Vienna: Can’t Ride the Undercurrent
If Prague approaches you like a rag-and-bones bum in a discarded Armani suit asking for some spare change, Vienna was that suit’s original owner. It just happens that Vienna got a newer, better tailored version of that same suit. And damn does he look good in it.
The center of Austria’s capital has efficiently buffed out any rough edges. Spectacular Victorian architecture stretches for miles along streets lined with names like Versace, Rolex and Cartier. It’s the kind of place that makes you want to put on your white powder wig, call up the coachman and head to the opera. And it seems that plenty of people still do that, at least with modern accouterments but all the same ostentation of bespectacled elite on their way to hear Mozart present his newest concerto. Vienna does not seem want for money.
There are tourists, yes, but none of the package groups waddling through the streets, and none of the tacky souvenir shops catering to fools looking to part with their money. No, Vienna is more dignified than that, with a look and demeanor befitting of the capital of an empire. City parks are veritable botanical gardens; the buildings are exercises in historic preservation and integration of avant garde design. Trams, trolleys, subways and buses combine to form one of the best public transportation networks in the world. Everything is at your fingertips, if you have enough money, and the multitude that do parade through the streets with shopping bags in tow, along an urban catwalk of Europe’s beautiful and hip and urbane.

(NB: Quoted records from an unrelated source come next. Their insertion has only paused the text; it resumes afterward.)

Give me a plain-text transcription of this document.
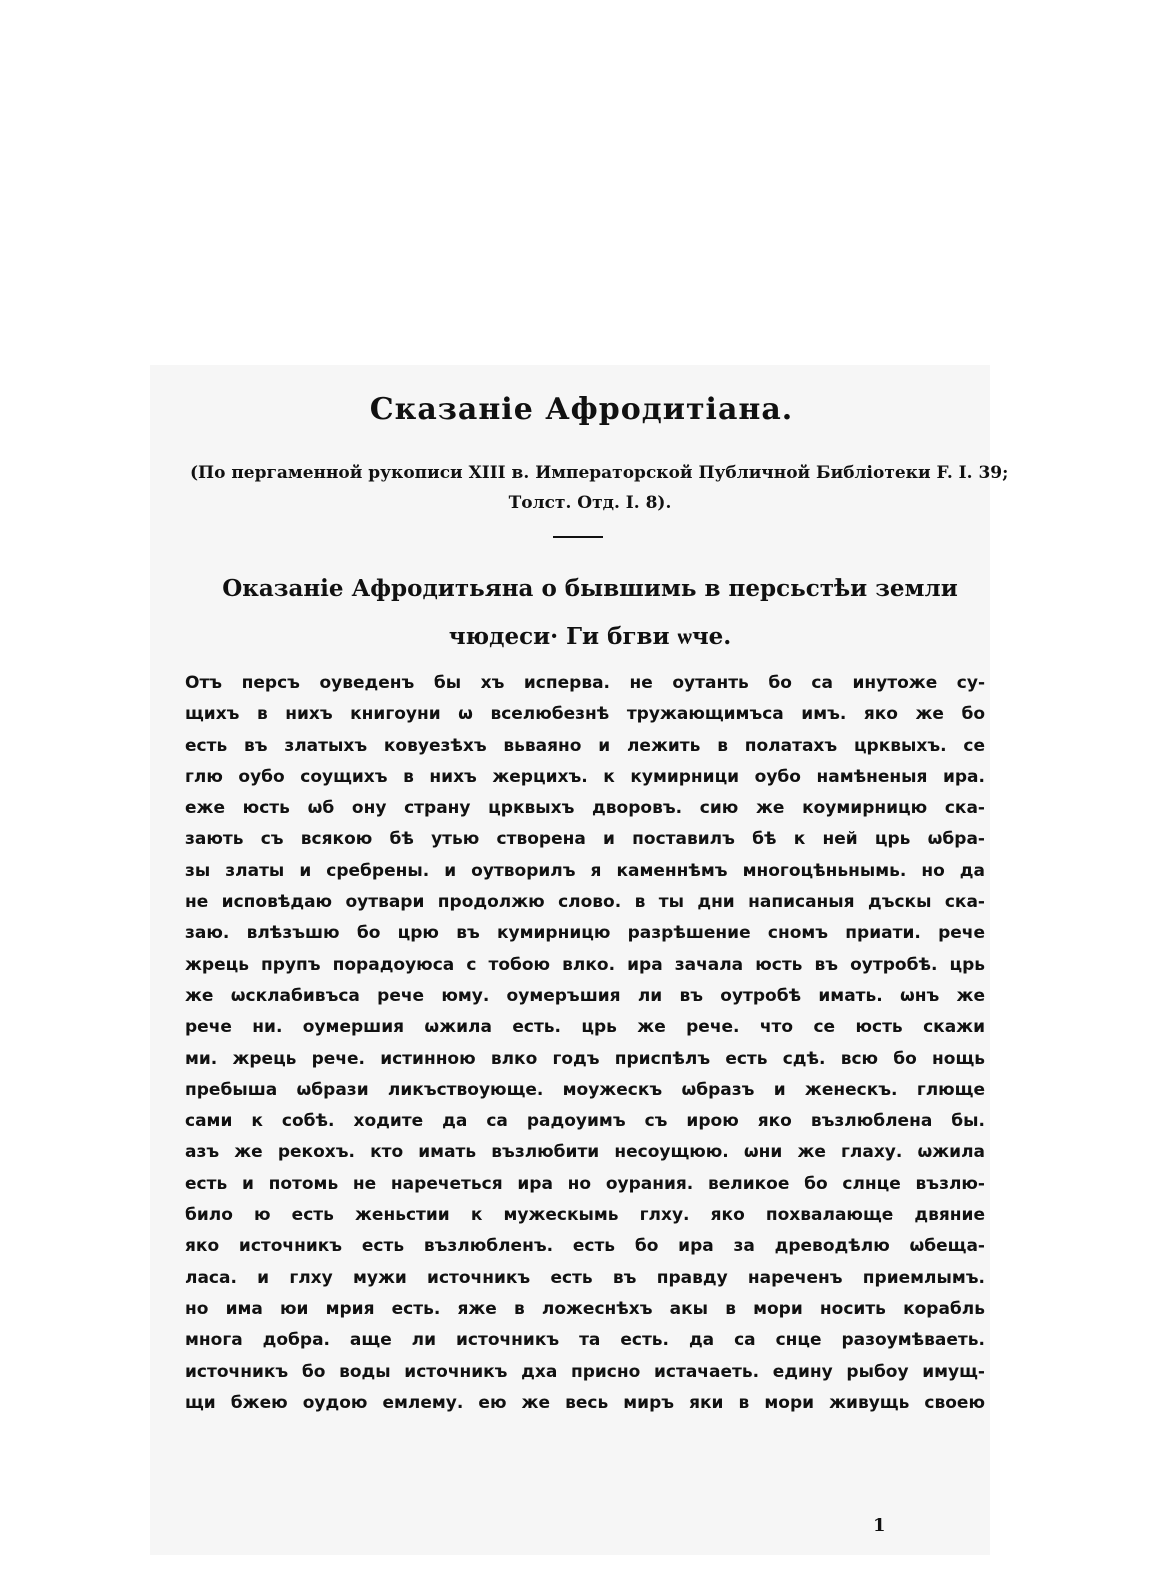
Сказаніе Афродитіана.
(По пергаменной рукописи XIII в. Императорской Публичной Библіотеки F. I. 39;
Толст. Отд. I. 8).
Оказаніе Афродитьяна о бывшимь в персьстѣи земли
чюдеси· Ги бгви ѡче.
Отъ персъ оуведенъ бы хъ исперва. не оутанть бо са инутоже су-
щихъ в нихъ книгоуни ѡ вселюбезнѣ тружающимъса имъ. яко же бо
есть въ златыхъ ковуезѣхъ вьваяно и лежить в полатахъ црквыхъ. се
глю оубо соущихъ в нихъ жерцихъ. к кумирници оубо намѣненыя ира.
еже юсть ѡб ону страну црквыхъ дворовъ. сию же коумирницю ска-
зають съ всякою бѣ утью створена и поставилъ бѣ к ней црь ѡбра-
зы златы и сребрены. и оутворилъ я каменнѣмъ многоцѣньнымь. но да
не исповѣдаю оутвари продолжю слово. в ты дни написаныя дъскы ска-
заю. влѣзъшю бо црю въ кумирницю разрѣшение сномъ приати. рече
жрець прупъ порадоуюса с тобою влко. ира зачала юсть въ оутробѣ. црь
же ѡсклабивъса рече юму. оумеръшия ли въ оутробѣ имать. ѡнъ же
рече ни. оумершия ѡжила есть. црь же рече. что се юсть скажи
ми. жрець рече. истинною влко годъ приспѣлъ есть сдѣ. всю бо нощь
пребыша ѡбрази ликъствоующе. моужескъ ѡбразъ и женескъ. глюще
сами к собѣ. ходите да са радоуимъ съ ирою яко възлюблена бы.
азъ же рекохъ. кто имать възлюбити несоущюю. ѡни же глаху. ѡжила
есть и потомь не наречеться ира но оурания. великое бо слнце възлю-
било ю есть женьстии к мужескымь глху. яко похвалающе двяние
яко источникъ есть възлюбленъ. есть бо ира за древодѣлю ѡбеща-
ласа. и глху мужи источникъ есть въ правду нареченъ приемлымъ.
но има юи мрия есть. яже в ложеснѣхъ акы в мори носить корабль
многа добра. аще ли источникъ та есть. да са снце разоумѣваеть.
источникъ бо воды источникъ дха присно истачаеть. едину рыбоу имущ-
щи бжею оудою емлему. ею же весь миръ яки в мори живущь своею
1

Rules and order prevail. You’ll hear no music on the trains. Nobody crosses the street on red. Conversations are formal in hushed tones. There is no trash. A Costa Rican friend who had visited the city told me “Vienna is beautiful, but it’s too perfect.” She suspected something was amiss.

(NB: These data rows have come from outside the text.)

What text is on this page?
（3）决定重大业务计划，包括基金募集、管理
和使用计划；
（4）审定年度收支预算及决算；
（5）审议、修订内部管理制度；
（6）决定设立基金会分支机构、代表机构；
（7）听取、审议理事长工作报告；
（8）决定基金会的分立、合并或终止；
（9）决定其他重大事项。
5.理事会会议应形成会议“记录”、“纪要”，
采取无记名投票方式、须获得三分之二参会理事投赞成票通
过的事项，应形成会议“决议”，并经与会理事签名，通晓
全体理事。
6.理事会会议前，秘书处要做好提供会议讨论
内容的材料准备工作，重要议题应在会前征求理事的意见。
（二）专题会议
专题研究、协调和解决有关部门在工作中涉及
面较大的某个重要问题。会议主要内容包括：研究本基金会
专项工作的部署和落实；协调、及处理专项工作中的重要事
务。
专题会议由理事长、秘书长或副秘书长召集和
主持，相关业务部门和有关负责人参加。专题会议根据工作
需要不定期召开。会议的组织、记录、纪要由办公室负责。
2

Perhaps it is. Other travelers and expats speak of a difficulty in penetrating the national psyche. Friends are hard to come by, they say. An African immigrant told me “It’s very difficult for a black man in Vienna. People say things, awful things, to my friends and me. But I do not let it bother me. I look at them and say, these people have not traveled. They know nothing.”
Below the rigid structure of being the world’s most livable city (according to the most recent Mercer ranking) lies an undercurrent that makes many outsiders uneasy. Just ten years ago an ultra-right-wing party was in power, and pundits spoke of rampant nationalism, heady anti-immigration movements and even throwbacks to Nazism. Recent years have brought much more social and political harmony to the parliament and daily newspapers, and a booming economy has helped keep the peace.
When I see a man in a new Armani suit, I am immediately jealous of his social standing, good fortune, and the obvious difference between him and me. I imagine how life might be so much better for him. But after I rub my eyes and adjust to the shine coming off of all the diamonds and gold, I realize that even though he looks good going out in public, I don’t know what things are like when he goes home. After this brief stay in Vienna, I am not privy to his dinner conversation and pillow talk. I suspect this is how he likes it.